LATAR BELAKANG
Perkembangan yang pesat dari teknologi telekomunikasi dan
teknologi komputer menghasilkan internet yang multifungsi. Perkembangan ini
membawa kita ke ambang revolusi keempat dalam sejarah pemikiran manusia bila ditinjau
dari konstruksi pengetahuam umat manusia yang dicirikan dengan cara berfikir
yang tanpa batas (borderless way of thinking).
Percepatan teknologi semakin lama semakin supra yang menjadi
sebab material perubahan yang terus menerus dalam semua interaksi dan aktivitas
masyarakat informasi. Internet merupakan big bang kedua – setelah big bang
pertama yaitu material big bang menurut versi Stephen Hawking –
yang merupakan knowledge big bang dan ditandai dengan komunikasi elektromagentoopis
via satelit maupun kabel, didukung oleh eksistensi jaringan telefon yang telah
ada dan akan segera didukung oleh ratusan satelit yang sedang dan akan
diluncurkan.
Internet merupakan symbol material embrio masyarakat global.
Internet membuat globe dunia, seolah-olah menjadi seperti hanya selebar daun
kelor. Era informasi ditandai dengan aksesibilitas informasi yang amat
tinggi.
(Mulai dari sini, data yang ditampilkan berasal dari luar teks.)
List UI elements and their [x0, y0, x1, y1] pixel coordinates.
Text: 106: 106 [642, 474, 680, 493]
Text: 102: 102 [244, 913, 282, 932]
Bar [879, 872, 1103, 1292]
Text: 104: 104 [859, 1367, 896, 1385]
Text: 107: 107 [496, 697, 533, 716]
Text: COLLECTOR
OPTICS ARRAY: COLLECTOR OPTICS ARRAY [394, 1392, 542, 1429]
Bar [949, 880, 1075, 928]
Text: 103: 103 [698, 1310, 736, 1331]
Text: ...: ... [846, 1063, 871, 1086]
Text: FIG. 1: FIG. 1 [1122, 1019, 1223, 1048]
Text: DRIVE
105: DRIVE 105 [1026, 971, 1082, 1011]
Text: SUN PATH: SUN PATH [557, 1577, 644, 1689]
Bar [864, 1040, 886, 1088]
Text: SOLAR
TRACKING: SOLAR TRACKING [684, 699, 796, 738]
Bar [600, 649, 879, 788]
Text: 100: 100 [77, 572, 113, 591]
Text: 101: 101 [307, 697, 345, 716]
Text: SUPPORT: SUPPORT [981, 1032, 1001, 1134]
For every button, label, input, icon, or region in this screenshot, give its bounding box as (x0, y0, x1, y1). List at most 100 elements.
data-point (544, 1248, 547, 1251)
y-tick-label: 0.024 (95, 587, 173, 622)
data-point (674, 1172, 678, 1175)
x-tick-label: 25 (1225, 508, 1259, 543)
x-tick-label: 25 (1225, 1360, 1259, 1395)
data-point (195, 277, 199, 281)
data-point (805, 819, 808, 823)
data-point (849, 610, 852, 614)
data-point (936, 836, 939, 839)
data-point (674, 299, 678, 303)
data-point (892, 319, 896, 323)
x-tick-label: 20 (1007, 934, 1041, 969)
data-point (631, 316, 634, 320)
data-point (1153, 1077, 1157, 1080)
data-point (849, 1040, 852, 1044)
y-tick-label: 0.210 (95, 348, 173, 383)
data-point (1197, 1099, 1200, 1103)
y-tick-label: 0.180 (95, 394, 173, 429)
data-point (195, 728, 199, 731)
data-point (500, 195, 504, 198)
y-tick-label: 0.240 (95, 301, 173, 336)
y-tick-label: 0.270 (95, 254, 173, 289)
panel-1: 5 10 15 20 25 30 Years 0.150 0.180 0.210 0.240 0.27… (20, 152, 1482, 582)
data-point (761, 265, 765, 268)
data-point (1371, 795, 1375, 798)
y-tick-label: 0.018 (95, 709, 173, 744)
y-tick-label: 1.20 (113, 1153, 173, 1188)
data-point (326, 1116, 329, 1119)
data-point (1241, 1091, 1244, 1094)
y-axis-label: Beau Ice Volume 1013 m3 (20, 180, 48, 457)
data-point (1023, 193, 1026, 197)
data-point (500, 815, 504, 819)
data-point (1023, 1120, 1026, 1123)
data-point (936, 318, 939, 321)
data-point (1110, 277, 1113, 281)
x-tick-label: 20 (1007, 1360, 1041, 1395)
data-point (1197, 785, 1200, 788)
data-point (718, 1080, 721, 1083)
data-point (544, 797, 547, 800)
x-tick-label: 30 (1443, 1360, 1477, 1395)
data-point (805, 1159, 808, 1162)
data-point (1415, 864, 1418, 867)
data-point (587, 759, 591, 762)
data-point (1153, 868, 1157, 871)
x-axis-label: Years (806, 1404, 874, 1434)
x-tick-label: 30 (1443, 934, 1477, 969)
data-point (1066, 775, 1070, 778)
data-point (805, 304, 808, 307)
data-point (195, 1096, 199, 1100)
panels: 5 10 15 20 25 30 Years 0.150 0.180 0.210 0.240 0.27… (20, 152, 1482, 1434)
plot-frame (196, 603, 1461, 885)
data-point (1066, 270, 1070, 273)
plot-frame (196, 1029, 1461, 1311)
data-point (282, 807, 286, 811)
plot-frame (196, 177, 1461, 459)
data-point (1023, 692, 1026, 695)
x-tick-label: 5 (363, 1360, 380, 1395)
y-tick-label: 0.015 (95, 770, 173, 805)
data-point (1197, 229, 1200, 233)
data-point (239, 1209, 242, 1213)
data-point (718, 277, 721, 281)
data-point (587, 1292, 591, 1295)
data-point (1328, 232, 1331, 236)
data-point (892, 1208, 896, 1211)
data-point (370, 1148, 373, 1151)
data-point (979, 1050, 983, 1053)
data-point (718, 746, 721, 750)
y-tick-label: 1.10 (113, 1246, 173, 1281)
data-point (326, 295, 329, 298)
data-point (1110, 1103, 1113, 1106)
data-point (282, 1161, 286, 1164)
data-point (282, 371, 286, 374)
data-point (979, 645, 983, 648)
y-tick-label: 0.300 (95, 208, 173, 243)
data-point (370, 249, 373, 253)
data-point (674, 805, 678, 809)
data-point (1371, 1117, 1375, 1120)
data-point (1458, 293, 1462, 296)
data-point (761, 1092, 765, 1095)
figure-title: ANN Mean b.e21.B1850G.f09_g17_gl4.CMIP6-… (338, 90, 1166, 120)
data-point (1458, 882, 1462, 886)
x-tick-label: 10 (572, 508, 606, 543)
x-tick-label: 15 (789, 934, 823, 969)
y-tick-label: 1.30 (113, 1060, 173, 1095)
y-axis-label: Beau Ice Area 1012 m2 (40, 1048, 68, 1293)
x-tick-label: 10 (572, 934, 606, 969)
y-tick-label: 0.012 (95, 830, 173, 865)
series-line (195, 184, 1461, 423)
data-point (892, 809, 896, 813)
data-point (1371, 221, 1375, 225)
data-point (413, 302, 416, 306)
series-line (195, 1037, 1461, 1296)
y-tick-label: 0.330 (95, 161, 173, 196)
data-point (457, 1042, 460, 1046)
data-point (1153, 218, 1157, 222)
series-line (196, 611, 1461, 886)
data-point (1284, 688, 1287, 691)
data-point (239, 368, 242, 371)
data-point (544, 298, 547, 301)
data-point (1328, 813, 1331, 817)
Dalam era ini, informasi merupakan komoditi utama yang diperjual
belikan sehingga akan muncul berbagai network dan information company
yang akan memperjual belikan berbagai fasilitas bermacam jaringan dan berbagai
basis data informasi tentang berbagai hal yang dapat diakses oleh pengguna dan
pelanggan.
Semua itu membawa masyarakat ke dalam suasana yang disebut
oleh John “aisbitt, “ana “aisbitt dan Douglas Philips sebagai Zona Mabuk
Teknologi. Internet (yang menghadirkan cyberspace dengan realitas virtualnya)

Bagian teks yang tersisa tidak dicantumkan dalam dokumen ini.